Je crois que l’expérience majeure de notre existence dans le domaine de la libération, de la guérison, de la résilience, de la résolution, devient la focale à partir de laquelle toutes nos pratiques thérapeutiques œuvrent. Cette expérience devient notre point d’action. C’est un peu ce qui est à l’origine du big bang, qui le rend possible, et en même temps qui définit tout ce qui éclora du big bang. Ce point d’action façonne notre cadre thérapeutique, oriente tous les « objectifs ». C’est notre point de départ en même temps que notre point d’arrivée, c’est notre univers qui contient notre origine, notre quête et notre devenir.
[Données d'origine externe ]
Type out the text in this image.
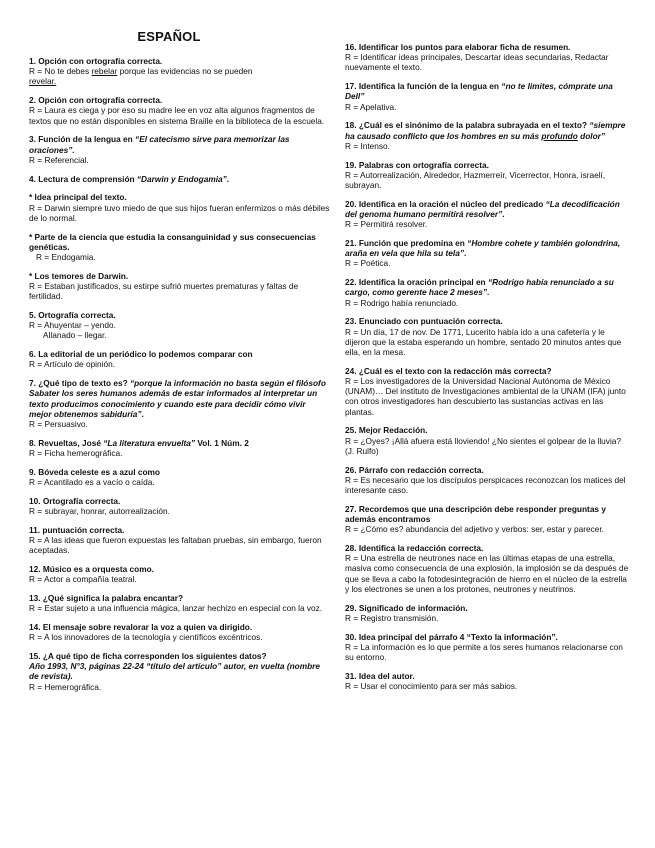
ESPAÑOL
1. Opción con ortografía correcta.
R = No te debes rebelar porque las evidencias no se pueden
revelar.
2. Opción con ortografía correcta.
R = Laura es ciega y por eso su madre lee en voz alta algunos fragmentos de textos que no están disponibles en sistema Braille en la biblioteca de la escuela.
3. Función de la lengua en “El catecismo sirve para memorizar las oraciones”.
R = Referencial.
4. Lectura de comprensión “Darwin y Endogamia”.
* Idea principal del texto.
R = Darwin siempre tuvo miedo de que sus hijos fueran enfermizos o más débiles de lo normal.
* Parte de la ciencia que estudia la consanguinidad y sus consecuencias genéticas.
R = Endogamia.
* Los temores de Darwin.
R = Estaban justificados, su estirpe sufrió muertes prematuras y faltas de fertilidad.
5. Ortografía correcta.
R = Ahuyentar – yendo.
Allanado – llegar.
6. La editorial de un periódico lo podemos comparar con
R = Artículo de opinión.
7. ¿Qué tipo de texto es? “porque la información no basta según el filósofo Sabater los seres humanos además de estar informados al interpretar un texto producimos conocimiento y cuando este para decidir cómo vivir mejor obtenemos sabiduría”.
R = Persuasivo.
8. Revueltas, José “La literatura envuelta” Vol. 1 Núm. 2
R = Ficha hemerográfica.
9. Bóveda celeste es a azul como
R = Acantilado es a vacío o caída.
10. Ortografía correcta.
R = subrayar, honrar, autorrealización.
11. puntuación correcta.
R = A las ideas que fueron expuestas les faltaban pruebas, sin embargo, fueron aceptadas.
12. Músico es a orquesta como.
R = Actor a compañía teatral.
13. ¿Qué significa la palabra encantar?
R = Estar sujeto a una influencia mágica, lanzar hechizo en especial con la voz.
14. El mensaje sobre revalorar la voz a quien va dirigido.
R = A los innovadores de la tecnología y científicos excéntricos.
15. ¿A qué tipo de ficha corresponden los siguientes datos?
Año 1993, N°3, páginas 22-24 “título del artículo” autor, en vuelta (nombre de revista).
R = Hemerográfica.
16. Identificar los puntos para elaborar ficha de resumen.
R = Identificar ideas principales, Descartar ideas secundarias, Redactar nuevamente el texto.
17. Identifica la función de la lengua en “no te limites, cómprate una Dell”
R = Apelativa.
18. ¿Cuál es el sinónimo de la palabra subrayada en el texto? “siempre ha causado conflicto que los hombres en su más profundo dolor”
R = Intenso.
19. Palabras con ortografía correcta.
R = Autorrealización, Alrededor, Hazmerreír, Vicerrector, Honra, israelí, subrayan.
20. Identifica en la oración el núcleo del predicado “La decodificación del genoma humano permitirá resolver”.
R = Permitirá resolver.
21. Función que predomina en “Hombre cohete y también golondrina, araña en vela que hila su tela”.
R = Poética.
22. Identifica la oración principal en “Rodrigo había renunciado a su cargo, como gerente hace 2 meses”.
R = Rodrigo había renunciado.
23. Enunciado con puntuación correcta.
R = Un día, 17 de nov. De 1771, Lucerito había ido a una cafetería y le dijeron que la estaba esperando un hombre, sentado 20 minutos antes que ella, en la mesa.
24. ¿Cuál es el texto con la redacción más correcta?
R = Los investigadores de la Universidad Nacional Autónoma de México (UNAM)… Del instituto de Investigaciones ambiental de la UNAM (IFA) junto con otros investigadores han descubierto las sustancias activas en las plantas.
25. Mejor Redacción.
R = ¿Oyes? ¡Allá afuera está lloviendo! ¿No sientes el golpear de la lluvia? (J. Rulfo)
26. Párrafo con redacción correcta.
R = Es necesario que los discípulos perspicaces reconozcan los matices del interesante caso.
27. Recordemos que una descripción debe responder preguntas y además encontramos
R = ¿Cómo es? abundancia del adjetivo y verbos: ser, estar y parecer.
28. Identifica la redacción correcta.
R = Una estrella de neutrones nace en las últimas etapas de una estrella, masiva como consecuencia de una explosión, la implosión se da después de que se lleva a cabo la fotodesintegración de hierro en el núcleo de la estrella y los electrones se unen a los protones, neutrones y neutrinos.
29. Significado de información.
R = Registro transmisión.
30. Idea principal del párrafo 4 “Texto la información”.
R = La información es lo que permite a los seres humanos relacionarse con su entorno.
31. Idea del autor.
R = Usar el conocimiento para ser más sabios.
L’expérience majeure pour moi, à ce jour, a été une période d’éveil de quelques mois. Cette existence sans centre, pour reprendre l’expression « life without a center » de Jeff Foster, a révolutionné, orienté, tracé, toute mon existence. Elle est devenue un point de départ, après avoir été une quête et un point d’arrivée. Aujourd’hui, c’est à la fois un horizon et un présent.
Ces quelques mois ont inscrit une brèche profonde en moi, une falaise à partir de laquelle je saute régulièrement, je me laisse tomber, je m’abandonne, sans que la trajectoire ne soit celle, systématiquement, de la pierre. C’est une expérience sur laquelle j’aime être silencieuse. Je sais à quel point l’éveil attire, séduit, crée un désir… et donc la possibilité de créer un rêve, une demande, un espoir.
Revenons à cette falaise. Cet espace où il n’y a aucun parti pris, ni droite ni gauche, ni haut ni bas, ni vrai ni faux… il y a juste un espace, qui n’est pas vide, qui est la totalité, un souffle continu sans contrainte. Cet espace depuis lequel s’élève le geste, la parole, le silence, l’accueil confiant sans jugement et indéfectible de l’expérience, la paix, une gratitude infinie et continue. Cet espace, ce n’est pas « je », ce n’est pas « tu », ce n’est pas « il », c’est un « entre », un « entre » qui se dilate, se rétracte ; un « entre » qui n’est pas une distance ni une séparation, c’est un « entre » où il n’y a qu’un Un.
Cette expérience est devenue mon origine, ma quête, mon arrivée, mon univers. Cette falaise, c’est « ma méthode », mon repaire, mon « home ». Lorsque je rencontre une difficulté, quelle qu’elle soit, c’est là que je vais, pour m’abandonner, pour sauter, pour disparaître. C’est là que toute résolution, toute évaporation, toute résorption, toute dilatation, toute densification a lieu. C’est là où je rencontre la densité du « entre ». Cet « entre », parce que ce n’est pas une séparation, est un « entre » qui unit, non pas ce qui était désuni, mais ce qui croyait être fragmenté et séparé.
Lorsque j’ouvre un champ de résolution en constellations familiales et systémiques, c’est depuis cet espace du « entre, afin que chaque constellation soit un prétexte à rencontrer cette paix, ce silence, cette liberté. Pour que chaque constellation soit un prétexte à faire naître une quête, celle du Un, celle de la fin de la plainte. Pour que chaque constellation soit l’opportunité d’expérimenter, ce serait-ce qu’une seconde (une seconde suffit) le silence.
Étape après étape, constellations après constellations, des incursions. Des incursions dans cet « entre » immobile, dans cet « entre » plein, qui ouvrent petit à petit une brèche.
Cet « entre » en paix, c’est l’espace du non agir. L’inverse du non agir, ce n’est pas l’action, mais l’interférence. L’espace du non agir, c’est l’espace où la parole, la pensée, l’imaginé, le geste s’élèvent sans réaction, sans orientation, sans passé ni futur, sans intention. Cela s’élève sans qu’il y ait un moi.
C’est l’origine, le cadre, l’horizon de ma pratique.